3. The fact that you compare obesity with mental illness says a lot about you and your prejudices.

Fat-shaming Commenter responds by bringing up the tired obesity-as-medical-epidemic argument, (perfect material for a spot on a fat-shaming bingo card) and then she really caught my attention by saying this:

I live in Canada, where we have a universal health care system. That means a good chunk of my salary goes to the government to finance that health care system. About half of it actually. When people make the decision to eat poorly, and let themselves reach 300lb, it costs me a lot of money. That means we need to purchase hospital equipment in which they can fit, including scanners that cost millions of dollars. That money could be used to have a more efficient adoption system that insures each orphan finds a loving, caring home. It makes me bitter to pay for people who make the decision to gamble with their lifes and neglect the way they eat. I believe in prevention.

I can't even begin to tell you how sad it made me to hear this. Living in the United States, where we so desperately need to get with the times and care enough about our citizens to have universal health care, I would be so disappointed if one of the effects of switching to such a system would be an increase in the already terrible amount of prejudice against overweight people in our society.
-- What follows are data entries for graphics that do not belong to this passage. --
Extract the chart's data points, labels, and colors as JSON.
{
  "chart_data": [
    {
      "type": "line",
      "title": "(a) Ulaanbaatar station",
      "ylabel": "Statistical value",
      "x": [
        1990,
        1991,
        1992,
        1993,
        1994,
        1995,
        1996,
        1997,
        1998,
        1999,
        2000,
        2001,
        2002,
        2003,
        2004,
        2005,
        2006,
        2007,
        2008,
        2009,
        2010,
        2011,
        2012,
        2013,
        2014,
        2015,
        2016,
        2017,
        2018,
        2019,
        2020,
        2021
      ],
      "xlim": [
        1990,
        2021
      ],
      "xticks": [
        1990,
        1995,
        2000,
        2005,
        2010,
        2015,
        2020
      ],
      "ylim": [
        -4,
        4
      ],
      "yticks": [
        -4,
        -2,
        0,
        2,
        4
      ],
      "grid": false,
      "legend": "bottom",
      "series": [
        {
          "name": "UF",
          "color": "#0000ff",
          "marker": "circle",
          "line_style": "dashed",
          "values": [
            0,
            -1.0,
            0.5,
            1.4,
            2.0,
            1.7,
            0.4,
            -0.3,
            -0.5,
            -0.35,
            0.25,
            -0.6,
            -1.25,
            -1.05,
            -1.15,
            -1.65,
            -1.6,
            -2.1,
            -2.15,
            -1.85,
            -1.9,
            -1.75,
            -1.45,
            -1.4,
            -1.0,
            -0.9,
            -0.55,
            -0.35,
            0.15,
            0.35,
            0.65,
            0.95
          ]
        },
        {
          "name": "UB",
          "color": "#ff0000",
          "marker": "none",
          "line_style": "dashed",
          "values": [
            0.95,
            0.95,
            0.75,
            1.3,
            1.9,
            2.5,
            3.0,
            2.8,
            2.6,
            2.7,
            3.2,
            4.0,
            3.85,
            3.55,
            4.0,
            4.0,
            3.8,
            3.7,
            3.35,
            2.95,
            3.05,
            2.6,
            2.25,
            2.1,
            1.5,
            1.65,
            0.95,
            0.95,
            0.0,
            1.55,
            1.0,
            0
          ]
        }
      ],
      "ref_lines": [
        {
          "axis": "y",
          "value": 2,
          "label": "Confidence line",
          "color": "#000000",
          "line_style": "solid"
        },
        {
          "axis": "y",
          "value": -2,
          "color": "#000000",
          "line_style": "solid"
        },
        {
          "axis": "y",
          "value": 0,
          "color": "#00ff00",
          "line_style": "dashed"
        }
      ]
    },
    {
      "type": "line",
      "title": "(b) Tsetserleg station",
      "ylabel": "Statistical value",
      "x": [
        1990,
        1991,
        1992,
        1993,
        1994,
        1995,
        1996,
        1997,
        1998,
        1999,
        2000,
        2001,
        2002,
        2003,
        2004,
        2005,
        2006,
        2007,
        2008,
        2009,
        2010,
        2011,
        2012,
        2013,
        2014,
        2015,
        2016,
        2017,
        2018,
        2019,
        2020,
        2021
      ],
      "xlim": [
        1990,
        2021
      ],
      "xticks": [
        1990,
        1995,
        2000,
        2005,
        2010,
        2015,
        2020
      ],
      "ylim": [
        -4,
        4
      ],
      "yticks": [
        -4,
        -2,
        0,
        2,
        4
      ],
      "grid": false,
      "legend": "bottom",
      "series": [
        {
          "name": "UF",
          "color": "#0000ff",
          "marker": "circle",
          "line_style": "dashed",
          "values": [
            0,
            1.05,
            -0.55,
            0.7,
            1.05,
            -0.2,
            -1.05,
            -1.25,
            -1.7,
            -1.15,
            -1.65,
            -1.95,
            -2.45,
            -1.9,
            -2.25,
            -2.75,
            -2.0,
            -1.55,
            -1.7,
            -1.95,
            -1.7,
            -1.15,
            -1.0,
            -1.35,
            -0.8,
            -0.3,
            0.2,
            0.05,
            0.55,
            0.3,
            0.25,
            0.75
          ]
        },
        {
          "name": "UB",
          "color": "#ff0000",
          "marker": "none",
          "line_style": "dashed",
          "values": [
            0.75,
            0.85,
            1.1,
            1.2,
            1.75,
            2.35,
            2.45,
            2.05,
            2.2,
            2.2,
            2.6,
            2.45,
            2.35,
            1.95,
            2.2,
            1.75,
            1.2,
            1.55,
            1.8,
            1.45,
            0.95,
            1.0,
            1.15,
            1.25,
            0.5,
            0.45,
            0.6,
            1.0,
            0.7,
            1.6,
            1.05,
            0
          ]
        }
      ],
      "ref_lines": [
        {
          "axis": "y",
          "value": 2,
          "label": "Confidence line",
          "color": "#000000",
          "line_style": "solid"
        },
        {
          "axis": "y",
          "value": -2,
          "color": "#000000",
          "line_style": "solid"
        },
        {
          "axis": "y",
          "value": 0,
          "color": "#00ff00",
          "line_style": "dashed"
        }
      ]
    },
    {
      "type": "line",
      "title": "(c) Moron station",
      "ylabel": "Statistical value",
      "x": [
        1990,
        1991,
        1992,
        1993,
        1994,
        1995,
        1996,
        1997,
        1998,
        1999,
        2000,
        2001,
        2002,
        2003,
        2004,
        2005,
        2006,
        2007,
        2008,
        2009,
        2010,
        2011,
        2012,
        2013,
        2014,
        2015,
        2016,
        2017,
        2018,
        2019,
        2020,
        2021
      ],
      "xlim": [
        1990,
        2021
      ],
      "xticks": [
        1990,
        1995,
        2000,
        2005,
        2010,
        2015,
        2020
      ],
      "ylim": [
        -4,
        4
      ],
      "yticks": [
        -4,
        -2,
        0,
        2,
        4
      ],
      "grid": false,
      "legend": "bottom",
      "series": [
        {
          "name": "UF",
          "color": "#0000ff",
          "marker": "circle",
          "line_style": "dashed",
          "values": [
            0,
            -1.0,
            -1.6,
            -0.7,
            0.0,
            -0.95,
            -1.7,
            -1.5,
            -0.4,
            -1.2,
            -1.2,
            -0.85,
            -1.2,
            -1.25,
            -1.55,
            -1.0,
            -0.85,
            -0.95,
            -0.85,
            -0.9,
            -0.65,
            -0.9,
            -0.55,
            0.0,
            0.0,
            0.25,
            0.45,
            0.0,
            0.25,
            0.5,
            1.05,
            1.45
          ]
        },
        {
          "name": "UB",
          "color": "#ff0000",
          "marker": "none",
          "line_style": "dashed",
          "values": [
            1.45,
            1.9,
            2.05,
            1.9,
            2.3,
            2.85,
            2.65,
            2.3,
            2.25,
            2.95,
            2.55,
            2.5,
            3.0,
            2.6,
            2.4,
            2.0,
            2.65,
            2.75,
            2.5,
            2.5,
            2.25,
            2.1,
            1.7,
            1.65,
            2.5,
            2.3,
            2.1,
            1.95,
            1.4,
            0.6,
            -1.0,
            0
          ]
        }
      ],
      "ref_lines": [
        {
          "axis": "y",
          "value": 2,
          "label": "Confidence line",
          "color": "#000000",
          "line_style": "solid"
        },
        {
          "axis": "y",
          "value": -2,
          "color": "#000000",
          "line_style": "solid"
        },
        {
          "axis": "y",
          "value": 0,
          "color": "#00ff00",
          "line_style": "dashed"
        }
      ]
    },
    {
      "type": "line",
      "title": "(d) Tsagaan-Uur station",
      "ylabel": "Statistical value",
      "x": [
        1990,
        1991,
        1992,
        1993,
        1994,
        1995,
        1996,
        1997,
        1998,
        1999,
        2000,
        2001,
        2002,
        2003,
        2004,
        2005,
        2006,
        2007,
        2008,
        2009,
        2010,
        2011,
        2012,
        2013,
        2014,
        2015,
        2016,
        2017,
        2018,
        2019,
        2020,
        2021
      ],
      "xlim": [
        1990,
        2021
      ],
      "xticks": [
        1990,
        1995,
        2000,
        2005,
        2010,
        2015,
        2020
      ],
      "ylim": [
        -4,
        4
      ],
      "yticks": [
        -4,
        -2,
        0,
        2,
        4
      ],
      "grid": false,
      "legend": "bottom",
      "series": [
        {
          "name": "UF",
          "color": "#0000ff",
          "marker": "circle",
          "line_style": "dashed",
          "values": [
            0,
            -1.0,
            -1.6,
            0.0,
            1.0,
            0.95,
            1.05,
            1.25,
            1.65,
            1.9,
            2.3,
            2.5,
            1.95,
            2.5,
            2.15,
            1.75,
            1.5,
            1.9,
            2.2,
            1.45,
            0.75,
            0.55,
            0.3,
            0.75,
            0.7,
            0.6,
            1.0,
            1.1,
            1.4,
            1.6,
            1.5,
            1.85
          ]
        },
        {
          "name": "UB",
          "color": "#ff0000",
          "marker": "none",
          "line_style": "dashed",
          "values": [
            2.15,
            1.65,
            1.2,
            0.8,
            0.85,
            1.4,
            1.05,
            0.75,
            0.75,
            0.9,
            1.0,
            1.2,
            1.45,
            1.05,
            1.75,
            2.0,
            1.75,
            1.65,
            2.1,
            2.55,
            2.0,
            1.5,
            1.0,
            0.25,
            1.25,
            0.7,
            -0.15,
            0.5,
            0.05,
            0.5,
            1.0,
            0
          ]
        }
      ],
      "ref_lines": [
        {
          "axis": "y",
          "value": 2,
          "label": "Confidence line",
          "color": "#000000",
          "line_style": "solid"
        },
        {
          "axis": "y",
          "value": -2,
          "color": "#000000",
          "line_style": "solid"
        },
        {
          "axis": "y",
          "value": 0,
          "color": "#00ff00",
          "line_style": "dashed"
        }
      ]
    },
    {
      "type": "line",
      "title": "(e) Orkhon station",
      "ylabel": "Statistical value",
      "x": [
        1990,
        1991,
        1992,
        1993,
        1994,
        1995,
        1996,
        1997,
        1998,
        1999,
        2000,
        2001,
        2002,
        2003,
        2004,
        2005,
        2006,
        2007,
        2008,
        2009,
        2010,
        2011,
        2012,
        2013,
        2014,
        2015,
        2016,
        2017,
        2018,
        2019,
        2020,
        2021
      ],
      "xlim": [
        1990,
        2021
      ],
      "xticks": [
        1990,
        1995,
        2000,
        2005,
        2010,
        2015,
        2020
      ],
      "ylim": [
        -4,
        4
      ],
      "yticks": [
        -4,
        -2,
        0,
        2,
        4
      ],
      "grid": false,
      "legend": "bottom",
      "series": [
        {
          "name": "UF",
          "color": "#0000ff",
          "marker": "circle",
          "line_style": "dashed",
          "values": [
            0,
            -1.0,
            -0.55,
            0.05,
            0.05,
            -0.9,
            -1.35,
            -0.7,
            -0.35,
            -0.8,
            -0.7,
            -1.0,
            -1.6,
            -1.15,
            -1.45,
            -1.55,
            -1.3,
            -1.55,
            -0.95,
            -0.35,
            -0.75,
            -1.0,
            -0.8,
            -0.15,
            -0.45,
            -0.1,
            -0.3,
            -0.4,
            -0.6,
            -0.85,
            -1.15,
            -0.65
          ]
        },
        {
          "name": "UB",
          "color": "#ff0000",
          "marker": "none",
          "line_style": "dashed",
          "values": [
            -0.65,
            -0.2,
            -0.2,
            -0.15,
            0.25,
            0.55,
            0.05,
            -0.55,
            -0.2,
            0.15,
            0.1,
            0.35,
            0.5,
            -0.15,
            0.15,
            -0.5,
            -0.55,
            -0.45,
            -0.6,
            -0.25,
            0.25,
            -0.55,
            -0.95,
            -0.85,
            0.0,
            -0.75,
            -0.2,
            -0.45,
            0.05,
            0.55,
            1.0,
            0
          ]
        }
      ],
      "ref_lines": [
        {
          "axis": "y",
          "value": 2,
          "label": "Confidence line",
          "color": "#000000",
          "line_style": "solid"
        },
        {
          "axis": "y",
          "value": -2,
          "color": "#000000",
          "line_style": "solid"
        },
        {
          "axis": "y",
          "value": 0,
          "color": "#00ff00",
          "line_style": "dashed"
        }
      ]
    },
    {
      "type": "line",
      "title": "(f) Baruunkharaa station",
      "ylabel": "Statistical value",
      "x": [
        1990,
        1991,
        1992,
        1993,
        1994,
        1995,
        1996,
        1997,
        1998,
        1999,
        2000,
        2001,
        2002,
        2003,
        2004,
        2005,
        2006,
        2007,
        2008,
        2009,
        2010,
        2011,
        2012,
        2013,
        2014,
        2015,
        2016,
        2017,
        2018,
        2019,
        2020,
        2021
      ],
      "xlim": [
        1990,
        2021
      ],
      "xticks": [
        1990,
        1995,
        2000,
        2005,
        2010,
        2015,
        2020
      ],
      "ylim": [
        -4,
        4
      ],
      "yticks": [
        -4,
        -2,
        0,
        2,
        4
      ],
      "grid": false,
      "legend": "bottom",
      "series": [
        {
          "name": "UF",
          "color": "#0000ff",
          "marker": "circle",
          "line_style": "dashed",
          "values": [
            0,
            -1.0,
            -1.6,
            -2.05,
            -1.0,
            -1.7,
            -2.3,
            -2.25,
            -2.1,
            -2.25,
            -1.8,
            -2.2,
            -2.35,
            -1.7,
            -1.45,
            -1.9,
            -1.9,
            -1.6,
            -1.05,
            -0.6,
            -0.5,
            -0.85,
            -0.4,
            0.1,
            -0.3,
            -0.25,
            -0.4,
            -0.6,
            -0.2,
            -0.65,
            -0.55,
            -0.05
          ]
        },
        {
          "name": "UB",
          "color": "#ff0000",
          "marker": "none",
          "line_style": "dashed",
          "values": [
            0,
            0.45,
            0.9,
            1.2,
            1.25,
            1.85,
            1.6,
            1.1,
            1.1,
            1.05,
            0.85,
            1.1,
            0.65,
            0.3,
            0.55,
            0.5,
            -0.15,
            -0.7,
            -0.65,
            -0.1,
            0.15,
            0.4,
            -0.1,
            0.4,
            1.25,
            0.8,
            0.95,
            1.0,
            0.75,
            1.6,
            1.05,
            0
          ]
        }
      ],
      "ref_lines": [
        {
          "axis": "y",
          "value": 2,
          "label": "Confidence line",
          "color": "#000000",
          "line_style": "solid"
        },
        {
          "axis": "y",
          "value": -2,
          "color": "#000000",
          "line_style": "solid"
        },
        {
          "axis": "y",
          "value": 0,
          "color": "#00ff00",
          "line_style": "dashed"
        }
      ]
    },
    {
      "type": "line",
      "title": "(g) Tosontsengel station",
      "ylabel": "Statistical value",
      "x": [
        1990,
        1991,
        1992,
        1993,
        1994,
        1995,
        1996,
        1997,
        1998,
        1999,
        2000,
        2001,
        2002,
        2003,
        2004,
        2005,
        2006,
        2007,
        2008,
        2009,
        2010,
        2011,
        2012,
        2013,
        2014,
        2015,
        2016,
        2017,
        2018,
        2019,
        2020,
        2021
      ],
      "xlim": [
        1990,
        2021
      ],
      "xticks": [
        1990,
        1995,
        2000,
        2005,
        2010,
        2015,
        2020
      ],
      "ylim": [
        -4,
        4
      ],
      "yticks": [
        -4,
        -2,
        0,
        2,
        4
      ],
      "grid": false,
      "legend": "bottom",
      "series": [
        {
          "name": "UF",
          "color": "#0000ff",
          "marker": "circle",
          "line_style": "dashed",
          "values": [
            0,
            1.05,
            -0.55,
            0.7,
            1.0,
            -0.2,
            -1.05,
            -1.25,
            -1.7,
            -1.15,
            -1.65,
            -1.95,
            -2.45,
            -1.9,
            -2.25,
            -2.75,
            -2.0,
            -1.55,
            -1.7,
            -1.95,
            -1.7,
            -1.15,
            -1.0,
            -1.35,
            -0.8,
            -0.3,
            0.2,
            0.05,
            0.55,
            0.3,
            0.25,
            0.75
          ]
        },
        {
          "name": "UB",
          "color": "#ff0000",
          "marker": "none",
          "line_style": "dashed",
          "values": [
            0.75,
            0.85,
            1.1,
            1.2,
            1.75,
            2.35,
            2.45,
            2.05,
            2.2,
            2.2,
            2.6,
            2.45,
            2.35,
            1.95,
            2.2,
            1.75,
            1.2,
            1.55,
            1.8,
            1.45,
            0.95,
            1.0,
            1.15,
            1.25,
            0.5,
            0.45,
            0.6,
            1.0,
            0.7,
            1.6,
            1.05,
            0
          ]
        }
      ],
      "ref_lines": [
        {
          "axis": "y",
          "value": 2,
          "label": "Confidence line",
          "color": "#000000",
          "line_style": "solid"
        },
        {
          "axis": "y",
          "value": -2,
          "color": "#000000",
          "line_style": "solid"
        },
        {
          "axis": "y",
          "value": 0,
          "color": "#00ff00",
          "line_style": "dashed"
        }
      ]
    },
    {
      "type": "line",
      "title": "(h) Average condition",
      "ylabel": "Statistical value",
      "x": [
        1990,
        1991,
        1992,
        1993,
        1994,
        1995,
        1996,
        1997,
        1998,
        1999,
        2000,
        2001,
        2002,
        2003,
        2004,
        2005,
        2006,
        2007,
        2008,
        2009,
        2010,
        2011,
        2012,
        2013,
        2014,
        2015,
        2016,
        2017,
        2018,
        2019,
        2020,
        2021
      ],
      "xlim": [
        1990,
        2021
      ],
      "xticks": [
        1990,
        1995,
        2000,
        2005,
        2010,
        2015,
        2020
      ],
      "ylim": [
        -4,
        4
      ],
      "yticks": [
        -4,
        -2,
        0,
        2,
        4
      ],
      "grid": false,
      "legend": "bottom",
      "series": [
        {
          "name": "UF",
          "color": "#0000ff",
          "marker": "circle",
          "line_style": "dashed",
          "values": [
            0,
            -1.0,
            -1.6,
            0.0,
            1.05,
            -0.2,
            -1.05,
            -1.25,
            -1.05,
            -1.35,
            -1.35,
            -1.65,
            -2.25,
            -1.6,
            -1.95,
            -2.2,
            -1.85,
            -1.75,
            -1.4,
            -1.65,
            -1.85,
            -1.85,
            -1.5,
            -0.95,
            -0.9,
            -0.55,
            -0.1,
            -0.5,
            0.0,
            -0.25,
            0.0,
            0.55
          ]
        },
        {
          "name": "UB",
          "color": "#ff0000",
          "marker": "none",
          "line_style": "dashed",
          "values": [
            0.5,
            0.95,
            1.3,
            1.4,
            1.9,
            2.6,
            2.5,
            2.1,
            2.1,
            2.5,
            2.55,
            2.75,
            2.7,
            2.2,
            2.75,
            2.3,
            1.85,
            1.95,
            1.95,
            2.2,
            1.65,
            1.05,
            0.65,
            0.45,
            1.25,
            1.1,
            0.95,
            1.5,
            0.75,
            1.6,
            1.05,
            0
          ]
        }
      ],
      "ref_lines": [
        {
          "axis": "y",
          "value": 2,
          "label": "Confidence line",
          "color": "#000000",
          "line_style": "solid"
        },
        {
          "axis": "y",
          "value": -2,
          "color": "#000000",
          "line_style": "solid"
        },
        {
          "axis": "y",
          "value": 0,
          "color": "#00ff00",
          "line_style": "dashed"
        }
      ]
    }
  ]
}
The last thing I want is for us to go from a culture that is teasing and hateful toward fat people to one that is also bitter and resentful for contributing to their medical care. I sincerely hope this commenter is the exception and not the norm. (Anyone from a country with socialized health care want to weigh in?) I also want to know if she and her kind are Equal Opportunity Shamers. Do they similarly resent and advocate for discrimination against other groups of people who may stereotypically take up more than their "share" of the health system? Diabetics? AIDS patients? Smokers? War veterans? Cancer patients? Disabled people? Professional athletes? Pregnant women? The elderly?